Das zeigt gleich der Opener und titelgebende Track 'Iconoclastic', ein wahres Meisterwerk der metallischen Morbidität und Düsternis, das durch seine brutale Infernalität im Verein mit hintergründig durchaus melodiösen Elementen zu überzeugen weiß. Da lassen sich die Vorbilder DEATH und CARCASS nicht leugnen.
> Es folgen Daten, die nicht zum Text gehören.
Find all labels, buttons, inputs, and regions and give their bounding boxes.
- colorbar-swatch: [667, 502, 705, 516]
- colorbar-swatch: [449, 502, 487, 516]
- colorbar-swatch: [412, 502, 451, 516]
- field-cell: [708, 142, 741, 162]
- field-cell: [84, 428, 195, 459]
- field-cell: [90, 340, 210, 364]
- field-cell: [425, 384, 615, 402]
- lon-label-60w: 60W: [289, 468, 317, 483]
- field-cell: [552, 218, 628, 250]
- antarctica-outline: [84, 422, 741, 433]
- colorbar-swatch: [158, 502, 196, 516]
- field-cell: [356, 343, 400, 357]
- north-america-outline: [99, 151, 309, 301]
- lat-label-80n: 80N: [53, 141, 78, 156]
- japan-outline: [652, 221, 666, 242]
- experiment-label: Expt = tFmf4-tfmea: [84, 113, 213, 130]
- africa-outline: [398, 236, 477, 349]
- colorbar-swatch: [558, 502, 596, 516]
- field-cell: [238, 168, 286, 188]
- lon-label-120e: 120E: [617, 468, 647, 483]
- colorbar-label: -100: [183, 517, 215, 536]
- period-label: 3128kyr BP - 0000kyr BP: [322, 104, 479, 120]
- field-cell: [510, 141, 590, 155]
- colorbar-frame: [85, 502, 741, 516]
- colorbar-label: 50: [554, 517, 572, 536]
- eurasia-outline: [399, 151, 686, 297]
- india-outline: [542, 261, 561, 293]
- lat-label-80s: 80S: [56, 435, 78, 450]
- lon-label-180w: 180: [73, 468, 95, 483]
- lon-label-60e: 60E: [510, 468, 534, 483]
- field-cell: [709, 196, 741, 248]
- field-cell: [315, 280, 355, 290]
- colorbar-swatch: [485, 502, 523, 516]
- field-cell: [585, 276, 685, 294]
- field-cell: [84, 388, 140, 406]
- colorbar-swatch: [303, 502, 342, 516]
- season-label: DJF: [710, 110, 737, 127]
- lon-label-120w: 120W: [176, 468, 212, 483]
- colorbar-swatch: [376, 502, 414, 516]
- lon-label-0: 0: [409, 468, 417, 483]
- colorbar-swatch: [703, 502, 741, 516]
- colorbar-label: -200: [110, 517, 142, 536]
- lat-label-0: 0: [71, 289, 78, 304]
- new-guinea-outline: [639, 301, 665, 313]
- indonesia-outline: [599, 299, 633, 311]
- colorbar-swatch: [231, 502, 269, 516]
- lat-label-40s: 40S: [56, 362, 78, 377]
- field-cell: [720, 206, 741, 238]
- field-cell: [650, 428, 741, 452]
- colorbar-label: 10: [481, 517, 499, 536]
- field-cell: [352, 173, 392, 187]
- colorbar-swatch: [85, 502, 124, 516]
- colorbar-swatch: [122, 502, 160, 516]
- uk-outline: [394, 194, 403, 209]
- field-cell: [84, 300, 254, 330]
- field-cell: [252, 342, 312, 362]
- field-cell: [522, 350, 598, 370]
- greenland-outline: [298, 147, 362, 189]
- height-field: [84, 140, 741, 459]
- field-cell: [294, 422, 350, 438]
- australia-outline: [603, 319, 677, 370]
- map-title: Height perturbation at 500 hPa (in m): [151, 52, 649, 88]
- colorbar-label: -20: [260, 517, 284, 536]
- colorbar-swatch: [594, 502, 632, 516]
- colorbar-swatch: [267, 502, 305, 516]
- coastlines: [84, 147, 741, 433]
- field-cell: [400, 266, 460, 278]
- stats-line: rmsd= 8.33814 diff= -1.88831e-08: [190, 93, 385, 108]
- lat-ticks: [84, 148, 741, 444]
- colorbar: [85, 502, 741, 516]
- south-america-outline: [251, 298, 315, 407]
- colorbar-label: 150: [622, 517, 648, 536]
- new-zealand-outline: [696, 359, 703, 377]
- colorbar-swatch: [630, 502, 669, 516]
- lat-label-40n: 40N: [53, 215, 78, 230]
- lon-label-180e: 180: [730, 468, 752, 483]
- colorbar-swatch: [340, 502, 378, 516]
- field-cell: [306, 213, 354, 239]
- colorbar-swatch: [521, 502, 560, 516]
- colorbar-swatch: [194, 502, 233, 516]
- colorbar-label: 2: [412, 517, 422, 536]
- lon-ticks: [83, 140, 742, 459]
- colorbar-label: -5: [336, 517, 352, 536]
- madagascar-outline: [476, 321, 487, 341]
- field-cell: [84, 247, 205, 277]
Während einen „A Waste Skin“ auf infernale Weise einfach umhaut, kommt 'Sleep' trotz seiner Härte durchaus sphärisch melancholisch daher, was vor allem den melodiösen Keyboards, den choralen Elementen und den zusätzlich weiblichen Vocals geschuldet ist. Einfach überzeugend und mitreißend.
So geht es im Wesentlichen aber nicht weiter. Die technische Brutalität gewinnt die Oberhand und so gibt es mächtig etwas auf die Ohren. Musikalisch bleibt da kein Stein auf dem anderen. Kein Wunder, geht es doch inhaltlich um die Zerstörung menschlicher Ideen und Ideologien. Bestes Beispiel ist dafür der Schädelspalter 'Prophecy'. Nichts für schwache Nerven oder feingeistige Menschen. Partiell verschnaufen darf man dann sekundenweise beim Track 'Loyality Kills' mit seinen mitunter melodischen und ruhigeren Einlagen.
Fazit: MEDEIA legen mit „Iconoclastic“ ein technisch einwandfreies und anspruchsvolles Opus vor, das für meinen Geschmack vor allem dann punkten kann, wenn das infernale und erbarmungslose Geknüppel gedämpft und heruntergefahren wird und einer sphärischen Düsterneis Platz macht.